For a wired generation, cool’s markers aren’t tough to acquire, but maintaining them can become a frantic preoccupation. Young aspirants in cultural fields often come off to me as fairly confident that they are cool and profoundly unsettled about whether they’ll get to be anything more. The much-maligned hipsters (a cultural bogeyman I’ve avoided mentioning till now) expand that syndrome to a parodic, near-pornographic level—their apparent overidentification with the laws of cultural capital and embodying rootless mobility exposes, consciously or unconsciously, the unspoken edicts of post-industrial cool apathy, as if to say, “All the emperor has are clothes.”
Is coolness a trap, then, a nightmare from which we need to awake? Compared to the scale of the world’s real problems, it’s a frivolous, even malignant distraction, a cul-de-sac of endless and servile adolescence. Yet once it shielded African-American culture and pried open space for Jewish, gay, and other repressed perspectives. How then does it shift when the president of the United States, a conspicuously cool customer, is black and advocates gay marriage, and when black artists (rather than white imitators, though those still abound) tend to dominate the pop charts? The post-racial society is a myth, but perhaps it is a myth of cool—the one that spurs, for instance, MGMT to cast Williams as a shaman-assassin, or Vice magazine to dabble in hipster racism, or kids at electronic music festivals to dress up in faux Native American headdresses and face paint as clueless “tribal chic” even in front of a real live Native American music group that condemns it as “redface.”

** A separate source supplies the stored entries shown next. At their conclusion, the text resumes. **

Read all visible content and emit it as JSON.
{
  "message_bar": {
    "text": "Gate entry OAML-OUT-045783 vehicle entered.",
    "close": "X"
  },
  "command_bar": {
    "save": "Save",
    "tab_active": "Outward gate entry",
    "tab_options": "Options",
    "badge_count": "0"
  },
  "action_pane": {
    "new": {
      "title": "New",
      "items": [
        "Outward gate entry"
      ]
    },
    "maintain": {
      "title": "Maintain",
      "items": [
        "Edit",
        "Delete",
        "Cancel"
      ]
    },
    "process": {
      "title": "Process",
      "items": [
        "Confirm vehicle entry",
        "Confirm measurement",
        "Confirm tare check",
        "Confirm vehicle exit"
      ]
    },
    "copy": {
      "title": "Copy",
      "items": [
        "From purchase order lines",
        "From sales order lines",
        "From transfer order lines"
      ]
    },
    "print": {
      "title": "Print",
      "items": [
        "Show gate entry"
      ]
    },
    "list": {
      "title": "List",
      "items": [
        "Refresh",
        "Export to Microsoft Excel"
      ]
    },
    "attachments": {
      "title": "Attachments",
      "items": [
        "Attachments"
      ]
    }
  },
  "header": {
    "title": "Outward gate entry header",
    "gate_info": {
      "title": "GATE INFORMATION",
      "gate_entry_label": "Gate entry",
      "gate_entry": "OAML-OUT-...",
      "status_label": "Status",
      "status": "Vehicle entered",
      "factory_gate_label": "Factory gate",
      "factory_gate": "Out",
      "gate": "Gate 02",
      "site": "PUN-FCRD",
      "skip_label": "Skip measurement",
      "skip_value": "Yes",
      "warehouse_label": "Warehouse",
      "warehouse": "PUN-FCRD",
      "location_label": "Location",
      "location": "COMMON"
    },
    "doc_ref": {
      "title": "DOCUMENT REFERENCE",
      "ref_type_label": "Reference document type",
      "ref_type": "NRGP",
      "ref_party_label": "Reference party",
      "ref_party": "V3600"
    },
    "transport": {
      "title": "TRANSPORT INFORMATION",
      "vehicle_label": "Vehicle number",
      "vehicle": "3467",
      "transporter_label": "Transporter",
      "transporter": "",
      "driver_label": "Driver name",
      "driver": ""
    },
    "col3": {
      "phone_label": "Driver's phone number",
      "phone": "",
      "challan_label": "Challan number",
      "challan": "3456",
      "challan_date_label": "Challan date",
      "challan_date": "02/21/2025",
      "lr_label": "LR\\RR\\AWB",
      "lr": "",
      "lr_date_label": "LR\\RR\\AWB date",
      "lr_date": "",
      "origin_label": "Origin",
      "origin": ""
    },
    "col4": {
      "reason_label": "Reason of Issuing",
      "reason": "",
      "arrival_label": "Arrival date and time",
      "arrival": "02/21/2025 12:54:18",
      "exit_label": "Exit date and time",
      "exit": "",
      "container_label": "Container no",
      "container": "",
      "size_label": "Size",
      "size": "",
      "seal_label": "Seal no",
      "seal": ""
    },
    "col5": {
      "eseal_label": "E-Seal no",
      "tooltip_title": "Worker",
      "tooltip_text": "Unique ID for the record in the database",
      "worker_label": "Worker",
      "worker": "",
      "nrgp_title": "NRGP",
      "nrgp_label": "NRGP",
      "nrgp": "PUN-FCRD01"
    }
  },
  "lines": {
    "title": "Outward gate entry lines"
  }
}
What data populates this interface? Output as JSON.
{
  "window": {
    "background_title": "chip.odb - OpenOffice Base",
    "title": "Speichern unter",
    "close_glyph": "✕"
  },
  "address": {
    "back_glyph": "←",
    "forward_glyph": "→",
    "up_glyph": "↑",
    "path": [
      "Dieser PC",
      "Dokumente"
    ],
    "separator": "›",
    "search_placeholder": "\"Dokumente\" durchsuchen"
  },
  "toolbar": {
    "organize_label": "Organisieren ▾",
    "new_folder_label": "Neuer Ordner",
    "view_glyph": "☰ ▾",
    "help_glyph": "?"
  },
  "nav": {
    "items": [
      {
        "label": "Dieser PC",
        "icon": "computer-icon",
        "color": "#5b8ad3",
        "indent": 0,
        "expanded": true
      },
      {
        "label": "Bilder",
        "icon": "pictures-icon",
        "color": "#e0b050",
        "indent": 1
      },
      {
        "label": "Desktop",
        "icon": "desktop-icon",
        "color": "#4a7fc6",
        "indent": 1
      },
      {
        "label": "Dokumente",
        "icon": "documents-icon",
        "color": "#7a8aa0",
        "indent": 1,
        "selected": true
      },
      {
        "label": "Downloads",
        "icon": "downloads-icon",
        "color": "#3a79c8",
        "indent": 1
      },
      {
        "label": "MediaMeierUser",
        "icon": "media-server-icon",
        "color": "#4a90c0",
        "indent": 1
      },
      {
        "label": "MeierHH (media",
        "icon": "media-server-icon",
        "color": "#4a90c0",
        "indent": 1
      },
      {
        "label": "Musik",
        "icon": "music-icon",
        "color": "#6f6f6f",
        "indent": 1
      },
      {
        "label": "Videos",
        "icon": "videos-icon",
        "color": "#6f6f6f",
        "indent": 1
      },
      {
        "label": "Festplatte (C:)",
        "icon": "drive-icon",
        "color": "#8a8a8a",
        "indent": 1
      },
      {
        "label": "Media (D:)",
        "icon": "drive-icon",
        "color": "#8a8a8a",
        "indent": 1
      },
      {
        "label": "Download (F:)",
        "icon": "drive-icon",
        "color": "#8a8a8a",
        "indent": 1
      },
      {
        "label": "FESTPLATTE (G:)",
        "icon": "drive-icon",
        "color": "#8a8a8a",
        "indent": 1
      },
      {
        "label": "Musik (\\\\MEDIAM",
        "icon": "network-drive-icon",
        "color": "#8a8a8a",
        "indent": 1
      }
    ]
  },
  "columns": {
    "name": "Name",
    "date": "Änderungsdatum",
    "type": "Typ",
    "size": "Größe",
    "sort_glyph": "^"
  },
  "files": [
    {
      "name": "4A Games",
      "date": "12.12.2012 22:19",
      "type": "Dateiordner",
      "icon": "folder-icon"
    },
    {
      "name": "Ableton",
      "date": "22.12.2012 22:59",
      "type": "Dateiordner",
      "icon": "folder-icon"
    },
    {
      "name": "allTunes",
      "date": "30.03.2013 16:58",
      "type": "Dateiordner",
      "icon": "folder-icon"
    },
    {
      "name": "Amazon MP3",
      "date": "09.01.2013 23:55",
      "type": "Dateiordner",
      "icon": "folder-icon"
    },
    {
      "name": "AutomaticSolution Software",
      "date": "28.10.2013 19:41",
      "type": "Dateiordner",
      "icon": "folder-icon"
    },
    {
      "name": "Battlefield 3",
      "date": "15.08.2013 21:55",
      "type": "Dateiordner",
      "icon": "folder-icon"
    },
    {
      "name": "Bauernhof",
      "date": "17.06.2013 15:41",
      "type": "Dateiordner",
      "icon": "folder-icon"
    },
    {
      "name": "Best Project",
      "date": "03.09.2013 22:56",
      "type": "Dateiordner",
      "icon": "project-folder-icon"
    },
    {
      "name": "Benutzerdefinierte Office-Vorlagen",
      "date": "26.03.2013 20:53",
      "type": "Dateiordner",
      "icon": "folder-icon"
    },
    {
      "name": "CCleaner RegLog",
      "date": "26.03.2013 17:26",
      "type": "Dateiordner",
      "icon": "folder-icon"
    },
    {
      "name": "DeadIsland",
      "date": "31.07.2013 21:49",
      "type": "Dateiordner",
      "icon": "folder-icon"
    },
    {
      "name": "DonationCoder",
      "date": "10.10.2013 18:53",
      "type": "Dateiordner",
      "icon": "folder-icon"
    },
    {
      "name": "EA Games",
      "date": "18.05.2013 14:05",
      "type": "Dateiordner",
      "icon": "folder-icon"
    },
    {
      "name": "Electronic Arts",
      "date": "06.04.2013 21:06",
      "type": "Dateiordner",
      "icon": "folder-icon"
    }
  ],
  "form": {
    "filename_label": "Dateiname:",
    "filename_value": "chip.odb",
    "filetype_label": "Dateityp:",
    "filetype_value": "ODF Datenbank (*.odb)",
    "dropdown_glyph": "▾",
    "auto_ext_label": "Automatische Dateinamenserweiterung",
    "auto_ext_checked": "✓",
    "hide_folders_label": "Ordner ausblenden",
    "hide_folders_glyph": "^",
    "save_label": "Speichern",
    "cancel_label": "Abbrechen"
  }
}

So, just as the camp aesthetic inevitably has been diluted by queer mainstreaming, maybe cool is finished as a distinct category and is now just a generic hook on which to hang hierarchy. And yet … I owe cool too much (e.g., Krazy Kat, Gertrude Stein, Thelonious Monk, Frank O’Hara, Agnes Varda, The Slits, Outkast, David Foster Wallace [despite his protests], etc., etc.) to give up willingly on its legacy of canny, impassioned skepticism and its capacity to slip the strictures of propriety and social segregation. It’s not like we’ve run out of boundaries that want crossing: What about, say, the ones that drew the rules of cool with minimal input from women, non-city dwellers, or non-Westerners? Perhaps some elegant sidestep remains around the present sensation of being hornswoggled into a symbolic-status Hunger Games in which the scramble for cred is a top-down bloodbath of “creative destruction.”
Yeah, man, that’d be coolsville.
Carl Wilson is Slate‘s music critic.